This year we've been having some work done on the Vicarage including having a new kitchen fitted. Anyone who has had work done on their house will know how disruptive it can be, but hopefully the end results make all the trouble worth it, because after all the chaos there's something new - a new creation.
Easter is all about new life and new creation: chicks hatching out of eggs; spring flowers growing from dormant bulbs; new-born lambs gamboling in the fields; and chocolate… well I'm not quite sure how that fits in! These are symbols and God-given signposts of how Jesus' resurrection ushers in a new creation: that is the new heavens and new earth that will fully come when Jesus returns (Revelation 21) but can be seen in part here and now. But this new creation is not just about the world being redeemed, renewed and put right, it is also about us as individuals being redeemed, renewed and put right. In both cases, this new creation comes through disruption.
This sounds very similar to countless self-help books and motivational talks. Phrases like "No pain, no gain" are applied not just to physical transformation but also to personal, mental, professional and even spiritual transformation. The message from the transformation gurus and influencers is that you need to kill your old self in order that your new self can emerge, and this transformation is hard work, disruptive and painful, but worth it in the end.

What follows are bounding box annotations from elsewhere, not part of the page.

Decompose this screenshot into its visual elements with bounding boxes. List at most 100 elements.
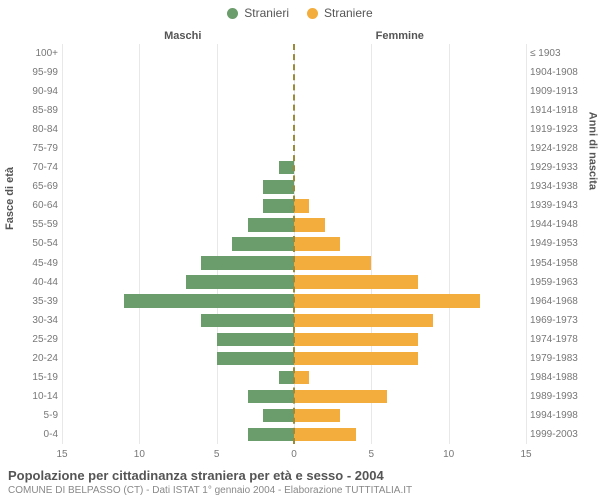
female-half: [294, 409, 526, 422]
male-bar: [201, 256, 294, 269]
age-label: 60-64: [14, 200, 58, 211]
side-title-female: Femmine: [376, 30, 424, 42]
male-bar: [248, 218, 294, 231]
age-label: 55-59: [14, 219, 58, 230]
male-half: [62, 85, 294, 98]
female-bar: [294, 409, 340, 422]
female-half: [294, 314, 526, 327]
age-label: 80-84: [14, 124, 58, 135]
footer-title: Popolazione per cittadinanza straniera p…: [8, 468, 592, 483]
pyramid-row: 5-91994-1998: [62, 406, 526, 425]
xaxis-tick-label: 5: [214, 449, 220, 460]
legend-female-swatch: [307, 8, 318, 19]
pyramid-row: 60-641939-1943: [62, 196, 526, 215]
age-label: 85-89: [14, 105, 58, 116]
birth-year-label: 1939-1943: [530, 200, 596, 211]
birth-year-label: 1999-2003: [530, 429, 596, 440]
male-bar: [217, 352, 294, 365]
legend-female-label: Straniere: [324, 6, 373, 20]
pyramid-row: 75-791924-1928: [62, 139, 526, 158]
population-pyramid: Maschi Femmine 100+≤ 190395-991904-19089…: [62, 44, 526, 444]
female-half: [294, 123, 526, 136]
male-bar: [279, 371, 294, 384]
female-half: [294, 333, 526, 346]
xaxis-tick-label: 15: [520, 449, 531, 460]
male-half: [62, 47, 294, 60]
age-label: 50-54: [14, 238, 58, 249]
chart-rows: 100+≤ 190395-991904-190890-941909-191385…: [62, 44, 526, 444]
male-half: [62, 237, 294, 250]
male-bar: [232, 237, 294, 250]
female-half: [294, 142, 526, 155]
legend-male-label: Stranieri: [244, 6, 289, 20]
male-half: [62, 161, 294, 174]
legend-male-swatch: [227, 8, 238, 19]
birth-year-label: 1944-1948: [530, 219, 596, 230]
xaxis-tick-label: 0: [291, 449, 297, 460]
age-label: 100+: [14, 48, 58, 59]
female-half: [294, 352, 526, 365]
gridline: [526, 44, 527, 444]
male-half: [62, 199, 294, 212]
age-label: 20-24: [14, 353, 58, 364]
male-bar: [124, 294, 294, 307]
pyramid-row: 70-741929-1933: [62, 158, 526, 177]
xaxis-tick-label: 10: [134, 449, 145, 460]
legend-male: Stranieri: [227, 6, 289, 20]
male-half: [62, 294, 294, 307]
female-half: [294, 66, 526, 79]
female-bar: [294, 333, 418, 346]
pyramid-row: 40-441959-1963: [62, 273, 526, 292]
age-label: 70-74: [14, 162, 58, 173]
birth-year-label: 1934-1938: [530, 181, 596, 192]
male-half: [62, 333, 294, 346]
pyramid-row: 45-491954-1958: [62, 254, 526, 273]
male-half: [62, 66, 294, 79]
female-half: [294, 161, 526, 174]
age-label: 75-79: [14, 143, 58, 154]
pyramid-row: 65-691934-1938: [62, 177, 526, 196]
female-half: [294, 237, 526, 250]
birth-year-label: 1914-1918: [530, 105, 596, 116]
birth-year-label: 1984-1988: [530, 372, 596, 383]
female-bar: [294, 371, 309, 384]
male-bar: [248, 428, 294, 441]
male-half: [62, 409, 294, 422]
female-bar: [294, 294, 480, 307]
male-half: [62, 275, 294, 288]
birth-year-label: 1924-1928: [530, 143, 596, 154]
age-label: 90-94: [14, 86, 58, 97]
birth-year-label: 1954-1958: [530, 258, 596, 269]
female-half: [294, 85, 526, 98]
age-label: 5-9: [14, 410, 58, 421]
pyramid-row: 0-41999-2003: [62, 425, 526, 444]
female-half: [294, 428, 526, 441]
birth-year-label: 1969-1973: [530, 315, 596, 326]
pyramid-row: 30-341969-1973: [62, 311, 526, 330]
age-label: 0-4: [14, 429, 58, 440]
female-half: [294, 294, 526, 307]
age-label: 15-19: [14, 372, 58, 383]
pyramid-row: 95-991904-1908: [62, 63, 526, 82]
female-bar: [294, 199, 309, 212]
age-label: 65-69: [14, 181, 58, 192]
age-label: 95-99: [14, 67, 58, 78]
pyramid-row: 90-941909-1913: [62, 82, 526, 101]
female-half: [294, 199, 526, 212]
pyramid-row: 85-891914-1918: [62, 101, 526, 120]
female-half: [294, 218, 526, 231]
chart-footer: Popolazione per cittadinanza straniera p…: [8, 468, 592, 496]
male-bar: [263, 409, 294, 422]
female-half: [294, 47, 526, 60]
pyramid-row: 20-241979-1983: [62, 349, 526, 368]
male-bar: [201, 314, 294, 327]
male-half: [62, 104, 294, 117]
male-half: [62, 352, 294, 365]
pyramid-row: 35-391964-1968: [62, 292, 526, 311]
pyramid-row: 100+≤ 1903: [62, 44, 526, 63]
male-half: [62, 142, 294, 155]
age-label: 45-49: [14, 258, 58, 269]
pyramid-row: 10-141989-1993: [62, 387, 526, 406]
xaxis-tick-label: 5: [369, 449, 375, 460]
pyramid-row: 15-191984-1988: [62, 368, 526, 387]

But this is not the message of Easter. It might seem like the new creation of Easter only comes after the hard self-discipline of Lent and the self-sacrifice exemplified by Good Friday, but that would be a misunderstanding of the Christian message. Jesus is not a transformation guru who coaches us from the side, encouraging us to work harder. Instead he tells us that we cannot transform ourselves, no matter how hard we try: we don't need a trainer, we need a Saviour.
Just like I would not be able to fully fit a new kitchen but need someone else to do it for me, so I cannot transform myself. That's why God says "I will give you a new heart, and a new spirit I will put within you…[and] I will put my Spirit within you" (Ezekiel 36:26-27). It's God who transforms us; we do not create a new heart within ourselves because we cannot. We need something from outside of ourselves to redeem, renew and put us right. We don't just need a better version of ourselves, we need God's Spirit to transform us and re-create us. The pain and disruption we need to go through is not the pain of self-correction and trying harder to be good, it is the pain of admitting we cannot redeem ourselves no matter how hard we try; it is the pain of swallowing our pride and admitting we need help. This is the message of Easter: God offers us the new creation we long for and that we cannot achieve by ourselves.